Our dramas have a long and proud tradition of challenging conventions and subverting viewers’ expectations. In the seventies, eighties and nineties, when there was only one channel and playwrights consisted of intellectuals, drama was an art form one witnessed on a weekly basis; be it the high-concept plays by Ashfaq Ahmed, showing two women switching souls, Bano Qudsia depicting murder as kindness, Hasina Moin presenting strong female heroes before it was cool, or Amjad Islam Amjad weaving epic tales of the rural-urban divide, politics and dirty business, these they always found a way to surprise and delight audiences, despite the stringent restrictions placed by the powers that be.
In those days even the most popular serials (the kind which caused the streets to be deserted) were strictly quality controlled; they had a definite plot and ended within 13 episodes. A Waris, or an Ankahi, no matter how good, were not allowed to overstay their welcome.
Then came the 90s and with them, the private channels. Initially, the sole privately owned alternative channel felt comfortable presenting mega-serials with star studded casts, written by the same writers who wrote for PTV and produced by the same producers, albeit moonlighting in this instance. No expense was spared and this gave rise to the commercial blockbuster - a serial with a star studded cast, high production values, designed to attract ad revenue and stretched out much as was possible. Today, 99% of our dramas are blockbuster wannabes.
Thankfully, after decades of predictable glitz and insipid but hollow story beats, times are changing. Once in a while a serial comes along that defies convention and dares to veer away from the trodden path. Ironically (or perhaps logically), often these serials are aired on one of the less successful channels, or, sometimes, relegated to non-prime time slots. However, thanks to streaming and social media, they do make their mark.

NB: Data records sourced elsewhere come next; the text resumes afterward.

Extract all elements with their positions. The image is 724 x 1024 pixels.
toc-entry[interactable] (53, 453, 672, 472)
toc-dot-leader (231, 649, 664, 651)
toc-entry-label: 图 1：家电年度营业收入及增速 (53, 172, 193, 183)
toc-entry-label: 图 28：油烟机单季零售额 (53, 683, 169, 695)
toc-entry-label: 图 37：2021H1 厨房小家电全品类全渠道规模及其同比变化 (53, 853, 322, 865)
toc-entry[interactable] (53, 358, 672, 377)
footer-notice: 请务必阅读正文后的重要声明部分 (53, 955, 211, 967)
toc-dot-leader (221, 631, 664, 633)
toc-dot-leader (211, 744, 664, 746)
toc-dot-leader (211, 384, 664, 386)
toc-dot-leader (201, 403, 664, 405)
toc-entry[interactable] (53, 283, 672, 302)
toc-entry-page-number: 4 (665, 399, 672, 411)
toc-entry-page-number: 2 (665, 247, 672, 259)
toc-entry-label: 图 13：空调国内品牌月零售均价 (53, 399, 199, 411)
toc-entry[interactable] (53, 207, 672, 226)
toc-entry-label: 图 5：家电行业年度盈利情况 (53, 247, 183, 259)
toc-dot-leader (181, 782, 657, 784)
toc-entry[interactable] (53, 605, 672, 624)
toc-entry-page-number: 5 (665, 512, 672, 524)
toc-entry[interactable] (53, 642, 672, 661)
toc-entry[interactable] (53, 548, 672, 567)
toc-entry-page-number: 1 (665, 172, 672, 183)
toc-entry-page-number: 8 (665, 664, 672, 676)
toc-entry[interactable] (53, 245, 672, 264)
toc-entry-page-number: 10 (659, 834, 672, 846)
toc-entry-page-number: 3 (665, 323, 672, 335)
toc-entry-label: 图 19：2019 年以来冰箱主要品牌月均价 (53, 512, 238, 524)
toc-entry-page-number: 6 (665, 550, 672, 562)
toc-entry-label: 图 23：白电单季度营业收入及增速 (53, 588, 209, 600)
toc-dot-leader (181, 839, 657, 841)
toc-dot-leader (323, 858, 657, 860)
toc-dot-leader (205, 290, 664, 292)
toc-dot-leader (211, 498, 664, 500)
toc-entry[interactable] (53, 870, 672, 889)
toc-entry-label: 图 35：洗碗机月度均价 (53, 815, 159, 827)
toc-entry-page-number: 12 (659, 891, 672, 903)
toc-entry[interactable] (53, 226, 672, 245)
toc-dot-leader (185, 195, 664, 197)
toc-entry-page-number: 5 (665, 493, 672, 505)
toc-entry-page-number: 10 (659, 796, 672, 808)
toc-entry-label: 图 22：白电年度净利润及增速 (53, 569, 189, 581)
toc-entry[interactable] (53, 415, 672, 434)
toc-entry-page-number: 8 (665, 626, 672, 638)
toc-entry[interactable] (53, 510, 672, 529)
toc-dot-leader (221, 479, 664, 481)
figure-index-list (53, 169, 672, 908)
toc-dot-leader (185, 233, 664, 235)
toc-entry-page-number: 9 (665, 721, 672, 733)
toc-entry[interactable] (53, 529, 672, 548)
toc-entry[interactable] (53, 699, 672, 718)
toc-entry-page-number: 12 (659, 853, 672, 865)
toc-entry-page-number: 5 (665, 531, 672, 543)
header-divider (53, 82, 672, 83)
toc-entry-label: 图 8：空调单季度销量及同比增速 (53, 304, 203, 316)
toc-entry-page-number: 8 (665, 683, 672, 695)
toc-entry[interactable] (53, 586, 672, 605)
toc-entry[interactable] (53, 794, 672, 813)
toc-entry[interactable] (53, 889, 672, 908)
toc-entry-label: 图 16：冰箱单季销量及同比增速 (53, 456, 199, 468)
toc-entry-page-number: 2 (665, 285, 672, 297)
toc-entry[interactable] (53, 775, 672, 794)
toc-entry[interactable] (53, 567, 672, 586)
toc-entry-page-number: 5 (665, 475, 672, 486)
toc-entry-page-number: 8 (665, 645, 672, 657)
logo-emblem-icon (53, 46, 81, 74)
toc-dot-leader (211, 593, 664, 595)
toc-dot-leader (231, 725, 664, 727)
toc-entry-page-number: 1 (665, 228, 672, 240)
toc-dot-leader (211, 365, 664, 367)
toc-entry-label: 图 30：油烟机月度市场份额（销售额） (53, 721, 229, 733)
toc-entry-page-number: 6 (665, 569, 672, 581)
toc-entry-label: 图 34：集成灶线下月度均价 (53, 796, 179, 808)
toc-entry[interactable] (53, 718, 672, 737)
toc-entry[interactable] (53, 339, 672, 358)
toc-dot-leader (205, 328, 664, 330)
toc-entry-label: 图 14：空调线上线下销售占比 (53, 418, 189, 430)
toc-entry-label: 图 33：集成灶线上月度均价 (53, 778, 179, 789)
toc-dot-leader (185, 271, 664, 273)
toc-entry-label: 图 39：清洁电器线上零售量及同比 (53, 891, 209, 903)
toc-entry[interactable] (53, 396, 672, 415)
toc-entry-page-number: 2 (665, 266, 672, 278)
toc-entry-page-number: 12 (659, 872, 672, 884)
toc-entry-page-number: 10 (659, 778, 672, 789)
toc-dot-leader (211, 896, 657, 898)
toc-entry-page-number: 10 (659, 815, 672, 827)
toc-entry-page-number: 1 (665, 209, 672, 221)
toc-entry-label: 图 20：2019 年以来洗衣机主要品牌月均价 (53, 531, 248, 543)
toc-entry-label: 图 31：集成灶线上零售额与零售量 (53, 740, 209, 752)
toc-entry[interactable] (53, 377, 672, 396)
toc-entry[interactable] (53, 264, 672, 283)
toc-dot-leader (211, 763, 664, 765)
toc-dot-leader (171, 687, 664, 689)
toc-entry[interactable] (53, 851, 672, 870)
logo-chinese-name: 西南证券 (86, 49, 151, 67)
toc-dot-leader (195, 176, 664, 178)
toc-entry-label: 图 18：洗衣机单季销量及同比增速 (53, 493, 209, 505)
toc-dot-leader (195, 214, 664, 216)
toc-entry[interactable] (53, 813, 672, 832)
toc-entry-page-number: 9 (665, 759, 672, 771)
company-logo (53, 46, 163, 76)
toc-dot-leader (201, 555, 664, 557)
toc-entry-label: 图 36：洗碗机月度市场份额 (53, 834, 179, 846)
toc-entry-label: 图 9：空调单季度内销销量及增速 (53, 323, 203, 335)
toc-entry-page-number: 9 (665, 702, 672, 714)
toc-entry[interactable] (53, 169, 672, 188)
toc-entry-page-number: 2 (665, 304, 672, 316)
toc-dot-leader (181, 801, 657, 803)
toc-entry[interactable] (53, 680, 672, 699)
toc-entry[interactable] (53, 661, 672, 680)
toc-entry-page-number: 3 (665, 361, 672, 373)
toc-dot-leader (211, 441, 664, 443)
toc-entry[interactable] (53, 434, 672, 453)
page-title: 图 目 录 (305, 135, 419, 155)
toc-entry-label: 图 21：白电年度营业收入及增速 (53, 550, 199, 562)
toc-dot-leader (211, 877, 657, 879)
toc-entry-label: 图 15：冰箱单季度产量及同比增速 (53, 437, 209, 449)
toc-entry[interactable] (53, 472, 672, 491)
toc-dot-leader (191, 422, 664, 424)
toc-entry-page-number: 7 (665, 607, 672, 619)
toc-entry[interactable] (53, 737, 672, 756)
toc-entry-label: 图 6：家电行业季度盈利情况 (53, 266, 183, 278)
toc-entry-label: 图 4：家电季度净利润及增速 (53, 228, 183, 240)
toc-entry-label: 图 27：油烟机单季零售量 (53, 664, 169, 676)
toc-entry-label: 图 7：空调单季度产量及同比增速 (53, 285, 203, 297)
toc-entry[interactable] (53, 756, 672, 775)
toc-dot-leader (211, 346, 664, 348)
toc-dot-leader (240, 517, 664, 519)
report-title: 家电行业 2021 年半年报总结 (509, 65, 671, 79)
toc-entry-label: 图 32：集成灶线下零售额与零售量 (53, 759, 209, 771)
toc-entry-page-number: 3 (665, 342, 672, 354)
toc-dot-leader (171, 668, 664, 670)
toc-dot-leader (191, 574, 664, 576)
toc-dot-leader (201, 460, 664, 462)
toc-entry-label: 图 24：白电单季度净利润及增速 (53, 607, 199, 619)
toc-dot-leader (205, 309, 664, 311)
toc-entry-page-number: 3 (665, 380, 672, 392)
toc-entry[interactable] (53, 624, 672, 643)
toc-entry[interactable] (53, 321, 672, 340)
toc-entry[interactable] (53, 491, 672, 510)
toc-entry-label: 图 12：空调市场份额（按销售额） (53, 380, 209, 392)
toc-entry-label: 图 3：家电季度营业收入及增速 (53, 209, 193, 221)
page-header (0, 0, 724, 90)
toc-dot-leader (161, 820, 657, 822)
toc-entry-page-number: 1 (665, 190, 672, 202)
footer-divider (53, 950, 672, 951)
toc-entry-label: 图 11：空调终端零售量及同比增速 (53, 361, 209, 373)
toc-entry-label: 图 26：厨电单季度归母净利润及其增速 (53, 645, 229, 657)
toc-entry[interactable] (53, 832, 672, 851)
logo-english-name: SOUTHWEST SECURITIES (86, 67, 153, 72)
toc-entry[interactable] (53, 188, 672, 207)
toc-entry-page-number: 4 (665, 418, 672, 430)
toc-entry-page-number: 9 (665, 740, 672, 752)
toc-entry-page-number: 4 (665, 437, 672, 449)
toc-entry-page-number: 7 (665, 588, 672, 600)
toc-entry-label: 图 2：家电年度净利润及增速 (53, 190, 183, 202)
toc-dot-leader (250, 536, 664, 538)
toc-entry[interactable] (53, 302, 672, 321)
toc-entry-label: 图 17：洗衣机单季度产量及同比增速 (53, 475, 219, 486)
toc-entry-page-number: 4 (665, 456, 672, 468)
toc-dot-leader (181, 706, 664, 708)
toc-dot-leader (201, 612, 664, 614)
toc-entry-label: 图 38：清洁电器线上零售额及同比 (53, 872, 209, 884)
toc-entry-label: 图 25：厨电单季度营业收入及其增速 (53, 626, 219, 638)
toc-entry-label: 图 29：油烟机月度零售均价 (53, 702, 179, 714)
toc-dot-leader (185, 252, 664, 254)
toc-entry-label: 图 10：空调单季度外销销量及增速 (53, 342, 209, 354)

One of those serials is Dil Na Umeed toh Nahi, airing on TV One as well as PTV. The drama features an ensemble cast, and has the distinction for daring to wind up within a (relatively) svelte 24 episodes, but that’s not why it stands out.
The reason it does is because it covers a smorgasbord of the evils that plague our society, specifically human trafficking. It also touches upon other subjects, including women’s education, PTSD, dowry and the physical and psychological impact of trauma on children. The serial was not without controversies (as one can guess from the range of its subject matter), however it garnered rave reviews from viewers and critics alike and managed to convey its message effectively.
Dil Na Umeed toh Nahi is not alone. One can now watch a number of unconventional drama serials on various channels. Raqeeb Se wove a hypnotic tale that, while often too slow for today’s audiences, kept up the suspense until the very end. Dunk, another serial that has been mired in controversies (it was accused of rape victim shaming) is still going strong. Any fears about its lack of political correctness are laid to rest once one actually watches it and deciphers the story. A few years ago, Zindagi Gulzar Hai also spun a highly unconventional tale, albeit wrapped in familiar comforts.
Make no mistake though; this is 2021 and one cannot go back in time. Whereas in the seventies and the eighties, the old dramas were subtle, balanced and kept sensationalism to the minimum, today it is all about glitz, glamour, shock and sadism. The drama producers want to ramp up every tragic beat to get maximum views and keep audiences hooked. Today there are screams, abuse, slaps, vulgar dialogue, blaring soundtracks, menacing villains, graphic depictions of human exploitation, and more often than not, deaths and suicides. As a result, one can’t help but feel that our dramas, like everything else, have been dumbed down for audiences who are not used to dealing with anything more complex than a touchscreen. Therefore, any message has to be shouted from the rooftops and shoved down their throats, interspersed with disturbing scenes and blaring music.
Perhaps it is my age talking; nothing can remain the same forever. Times change and so does art. I believe that it is time to be grateful that we are finally discovering our long-forgotten knack to surprise audiences (if not delight them), and if it has to be loud, brash and brazen to make commercial sense, perhaps that’s not such a high price to pay.